Projection des forces

– 1 A400M « Atlas » de l’Escadron de Transport (ET) 01.061 Touraine, de la BA 123 d’Orléans-Bricy
– 1 C-130 Hercules de l’ET 02.061 Franche-Comté de la BA 123
– 1 C-130 Hercules espagnol
– 1 C-160 Transall de l’ET 01.064 Béarn de la BA 105 d’Évreux
– 1 CN235 Casa de l’ET 01.62 Vercors de la BA 110 de Creil
– 1 CN235 espagnol

Le plus : L’ET 01.061 Touraine a été reformé le 1er septembre 2014

Sécurité civile

– 1 Beech King Air
– 2 Canadair CL-415 de Marignane

Transport stratégique

– 1 A340 de l’ET 03.060 Estérel de la BA 110 de Creil

 

Défilé des troupes à pied

Général commandant le défilé des troupes à pied – 10H54

Troupes à l’honneur

Forces armées mexicaines

Dans le cadre de la visite d’État en France du président du Mexique, Enrique Peña Nieto, les forces mexicaines seront à l’honneur. Le détachement, commandé par le lieutenant-colonel Victor Hugo Serrano Estrada, sera composé de 6 fauconniers, 27 cadets de l’Heroico colegio Militar (l’école des officiers de l’armée de Terre mexicaine), de 27 marins et de 27 gendarmes.

Le plus : La gendarmerie nationale a participé à la formation de son homologue mexicaine, créée très récemment

Forces de réaction aux attentats

Ayant joué un rôle déterminant lors des attentats commis à Paris en janvier, le Groupe d’intervention de la Gendarmerie nationale (GIGN), la Brigade de recherche et d’intervention et le RAID sont mis à l’honneur. C’est la première fois que ces unités seront représentées au défilé du 14-Juillet. Défileront les chefs de ces unités, suivis de leur drapeau et de leur garde (21 personnels au total)

Module Sentinelle

2 blocs de 28 militaires du 41e Régiment des Transmissions, encadrant 2 colonnes composées chacune de 7 marins et de 7 aviateurs. Un dernier rang sera composé de 10 militaires provenant de plusieurs autres unités.

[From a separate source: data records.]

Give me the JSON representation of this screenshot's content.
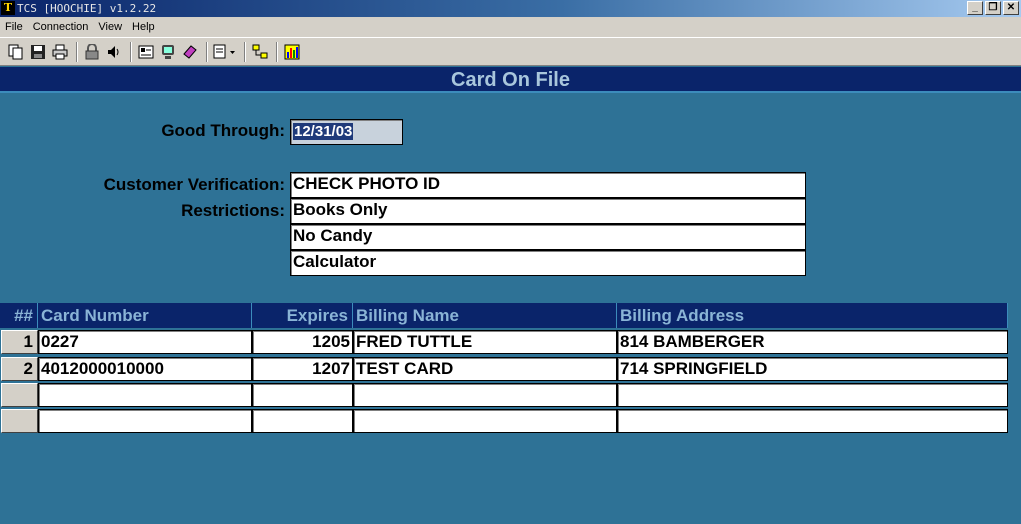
{
  "window": {
    "title": "TCS [HOOCHIE]  v1.2.22",
    "icon_letter": "T",
    "buttons": [
      "_",
      "❐",
      "✕"
    ]
  },
  "menu": [
    "File",
    "Connection",
    "View",
    "Help"
  ],
  "toolbar_icons": [
    "copy-icon",
    "save-icon",
    "print-icon",
    "lock-icon",
    "sound-icon",
    "properties-icon",
    "monitor-icon",
    "book-icon",
    "dropdown-doc-icon",
    "network-icon",
    "chart-icon"
  ],
  "header": {
    "title": "Card On File"
  },
  "form": {
    "good_through_label": "Good Through:",
    "good_through_value": "12/31/03",
    "verification_label": "Customer Verification:",
    "verification_value": "CHECK PHOTO ID",
    "restrictions_label": "Restrictions:",
    "restrictions": [
      "Books Only",
      "No Candy",
      "Calculator"
    ]
  },
  "grid": {
    "columns": [
      "##",
      "Card Number",
      "Expires",
      "Billing Name",
      "Billing Address"
    ],
    "rows": [
      {
        "num": "1",
        "card_number": "0227",
        "expires": "1205",
        "billing_name": "FRED TUTTLE",
        "billing_address": "814 BAMBERGER"
      },
      {
        "num": "2",
        "card_number": "4012000010000",
        "expires": "1207",
        "billing_name": "TEST CARD",
        "billing_address": "714 SPRINGFIELD"
      },
      {
        "num": "",
        "card_number": "",
        "expires": "",
        "billing_name": "",
        "billing_address": ""
      },
      {
        "num": "",
        "card_number": "",
        "expires": "",
        "billing_name": "",
        "billing_address": ""
      }
    ]
  },
  "colors": {
    "background": "#2e7296",
    "header": "#0a246a",
    "header_text": "#a8c6dc"
  }
}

École polytechnique : « Pour la Patrie, les sciences et la gloire » – L’X est de moins en moins une grande école militaire dans la mesure où ses élèves choisissent de moins en moins d’exercer leurs talents au sein de la Direction générale de l’armement (DGA) ou des grands corps de l’État. La question de la tutelle du ministère de la Défense finira tôt ou tard par se poser, notamment après les réformes inspirées par le rapport remis récemment par Bernard Attali.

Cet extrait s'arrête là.